We have developed a novel CNV calling methodology using read depth information from exome sequence data and implemented it within an R package called ExomeDepth. This allowed us to maximize the statistical power to detect even small CNVs in the presence of technical variability inherent to high-throughput DNA sequencing technologies. As a consequence, compared with other tools, we found the greatest improvement for datasets that show more technical variability across samples. Although ExomeDepth is designed to be used as a standalone software, the contruction of a reference set is a problem shared across all read depth CNV calling algorithms for exome data. Therefore, additional refinements proposed by other CNV calling algorithms to improve calling accuracy could potentially be applied after ExomeDepth has identified the optimum aggregate reference set.
Because ExomeDepth assumes that the CNV call is not present in the reference sample, it is best suited to call rare CNVs. Nevertheless, our analysis of exome samples from the 1000 Genome Project indicates that it can call common CNVs as well, even though some power is lost when the allele frequency is high. Our computations indicate that the power to detect rare CNVs is maximized for a reference:test ratio of ~10:1. Hence, while we find no obvious benefit in using a very large dataset (> 100 exomes), it is essential to generate exome data in batches of six or more samples.
Our analysis shows that a Gaussian model for the read count data is not appropriate for exome sequence data, which is likely to explain the discrepancy with the observed larger number of CNV calls generated by ExomeCNV. The discrepancy with exomeCopy is more surprising, because exomeCopy fits a robust negative binomial model related to our model. Additionally, in the exomeCopy analysis, we used the optimized reference set identified by the ExomeDepth analysis. The default parameters of the exomeCopy hidden Markov chain were also similar. Comparing both methods, we find that the main difference is that exomeCopy essentially takes a profile likelihood approach: it uses the median normalized read depth at each exon to account for the variability in exon capture efficiency, which is a nuisance parameter. However, the median read depth can be unreliable, if the sample size is small and/or the data are noisier (e.g. in Dataset 2). Instead, in ExomeDepth we used a logistic model, which deals with that nuisance parameter by conditioning on the total read count for each exon. We hypothesize that exomeCopy would show results more similar to ours, if the exon-specific parameters were estimated within the negative binomial model rather than prior to model fitting. However, the number of exons, and therefore, the number of parameters to estimate, would be large which makes it difficult in practice.
In our study the statistical power to detect CNVs varied extensively between two datasets and was largely determined by sample-to-sample variability within datasets that emerged either at the exome capture or at the sequencing step. This feature of the data cannot be detected by commonly used single-sample quality metrics: it is the correlations across samples rather than the single-sample summary statistic that are relevant. Owing to its essential role for CNV calling, we argue that a measure of sample-to-sample consistency (e.g. correlation between FPKM values) should be provided by sequencing facilities when exomes are analysed in sufficiently large batches.

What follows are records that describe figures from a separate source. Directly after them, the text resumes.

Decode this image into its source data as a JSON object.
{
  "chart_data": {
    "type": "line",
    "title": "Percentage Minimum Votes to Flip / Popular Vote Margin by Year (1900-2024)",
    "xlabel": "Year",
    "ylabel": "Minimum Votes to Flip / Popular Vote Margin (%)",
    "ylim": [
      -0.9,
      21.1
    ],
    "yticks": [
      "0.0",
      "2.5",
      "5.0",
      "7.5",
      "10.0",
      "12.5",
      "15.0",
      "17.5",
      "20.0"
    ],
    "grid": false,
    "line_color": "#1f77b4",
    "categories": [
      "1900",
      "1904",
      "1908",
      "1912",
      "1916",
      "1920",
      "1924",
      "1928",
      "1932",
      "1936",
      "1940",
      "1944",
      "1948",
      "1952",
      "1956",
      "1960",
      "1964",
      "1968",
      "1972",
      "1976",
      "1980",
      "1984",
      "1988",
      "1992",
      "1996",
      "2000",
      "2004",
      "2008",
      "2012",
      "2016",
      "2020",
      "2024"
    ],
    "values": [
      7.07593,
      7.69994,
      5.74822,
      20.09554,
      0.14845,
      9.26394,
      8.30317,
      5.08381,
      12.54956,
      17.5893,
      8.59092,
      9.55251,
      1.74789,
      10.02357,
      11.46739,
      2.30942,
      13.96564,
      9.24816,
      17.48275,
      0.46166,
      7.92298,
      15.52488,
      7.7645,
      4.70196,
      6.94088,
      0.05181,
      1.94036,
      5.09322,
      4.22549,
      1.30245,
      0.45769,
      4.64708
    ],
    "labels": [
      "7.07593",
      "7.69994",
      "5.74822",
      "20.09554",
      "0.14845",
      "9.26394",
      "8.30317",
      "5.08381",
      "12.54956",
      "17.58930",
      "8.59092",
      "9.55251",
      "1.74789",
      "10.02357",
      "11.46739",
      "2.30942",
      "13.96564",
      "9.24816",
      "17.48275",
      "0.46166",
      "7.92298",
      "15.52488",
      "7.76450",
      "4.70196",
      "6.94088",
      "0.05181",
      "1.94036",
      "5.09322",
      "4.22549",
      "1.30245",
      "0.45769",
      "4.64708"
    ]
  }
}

Finding of the GATA2 and DOCK8 deletions illustrates the power of ExomeDepth to identify even heterozygous and small CNVs comprising just one to two exons. We conclude that reducing technical variability between the samples and using bioinformatics tools that maximize statistical power of CNV detection, such as ExomeDepth, will allow efficient CNV identification and will increase the value of the future exome sequencing experiments.